Muted review – so bad you’ll want to howl at your TV screen

Muted review – so bad you’ll want to howl at your TV screen

Arón Piper as Sergio in Muted.

Speechless … Arón Piper as Sergio in Muted. Photograph: Lander Larrañaga/Netflix

Gaping plotholes, storylines that just don’t make sense, and a concept that is inexplicably junked at the first opportunity – this Spanish thriller is barely watchable

Normally a bad drama has a plot with holes in it. Spanish psychological thriller Muted is more like a black hole sucking in the occasional drifting nugget of narrative, destroying each one without trace. Rarely has such a serious-minded miniseries made so little sense.

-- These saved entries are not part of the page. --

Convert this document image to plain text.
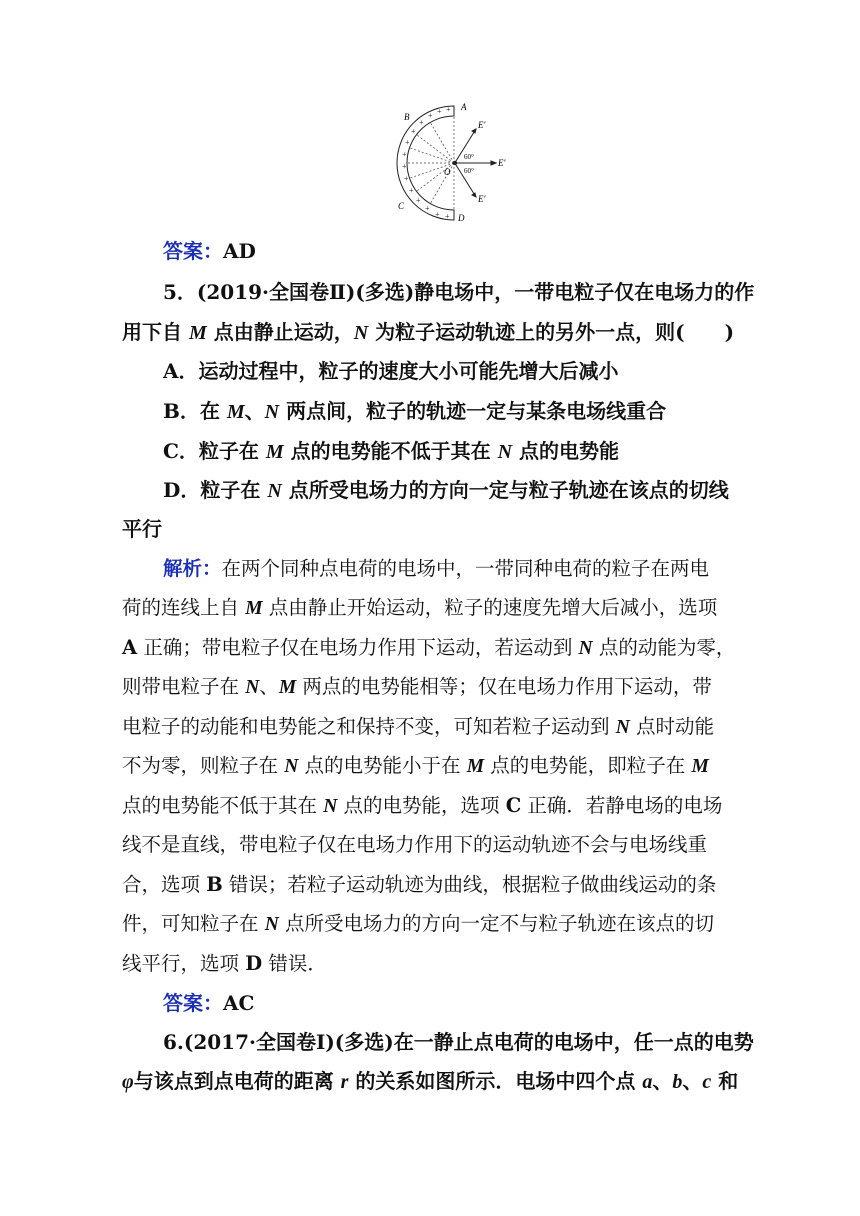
+ + +
+
+
+
+
+
+
+
+
+
+ +
A
B
C
D
O
E′
E′
E′
60°
60°
答案：AD
5．(2019·全国卷Ⅱ)(多选)静电场中，一带电粒子仅在电场力的作
用下自 M 点由静止运动，N 为粒子运动轨迹上的另外一点，则(　　)
A．运动过程中，粒子的速度大小可能先增大后减小
B．在 M、N 两点间，粒子的轨迹一定与某条电场线重合
C．粒子在 M 点的电势能不低于其在 N 点的电势能
D．粒子在 N 点所受电场力的方向一定与粒子轨迹在该点的切线
平行
解析：在两个同种点电荷的电场中，一带同种电荷的粒子在两电
荷的连线上自 M 点由静止开始运动，粒子的速度先增大后减小，选项
A 正确；带电粒子仅在电场力作用下运动，若运动到 N 点的动能为零，
则带电粒子在 N、M 两点的电势能相等；仅在电场力作用下运动，带
电粒子的动能和电势能之和保持不变，可知若粒子运动到 N 点时动能
不为零，则粒子在 N 点的电势能小于在 M 点的电势能，即粒子在 M
点的电势能不低于其在 N 点的电势能，选项 C 正确．若静电场的电场
线不是直线，带电粒子仅在电场力作用下的运动轨迹不会与电场线重
合，选项 B 错误；若粒子运动轨迹为曲线，根据粒子做曲线运动的条
件，可知粒子在 N 点所受电场力的方向一定不与粒子轨迹在该点的切
线平行，选项 D 错误．
答案：AC
6.(2017·全国卷Ⅰ)(多选)在一静止点电荷的电场中，任一点的电势
φ与该点到点电荷的距离 r 的关系如图所示．电场中四个点 a、b、c 和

We open with two people: a woman, followed seconds later by a man, plummeting to messy deaths from the top floor of a city apartment block. Six years later, Sergio (Arón Piper) is given early release from his juvenile detention centre: efforts to ascertain why he hurled his parents off their balcony when he was a teenager have failed, so a strange experiment is conceived. Sergio is allowed to return to the murder flat, but every room has been rigged with microphones and hidden cameras. As well as wearing an electronic tag, he is also being surveilled round the clock by a psychiatrist named Ana (Almudena Amor) and her team of investigators, who wish to study whether he is a danger to society. Why this ridiculously elaborate and risky scheme has been sanctioned is the first of many questions to which a satisfactory answer will not arrive.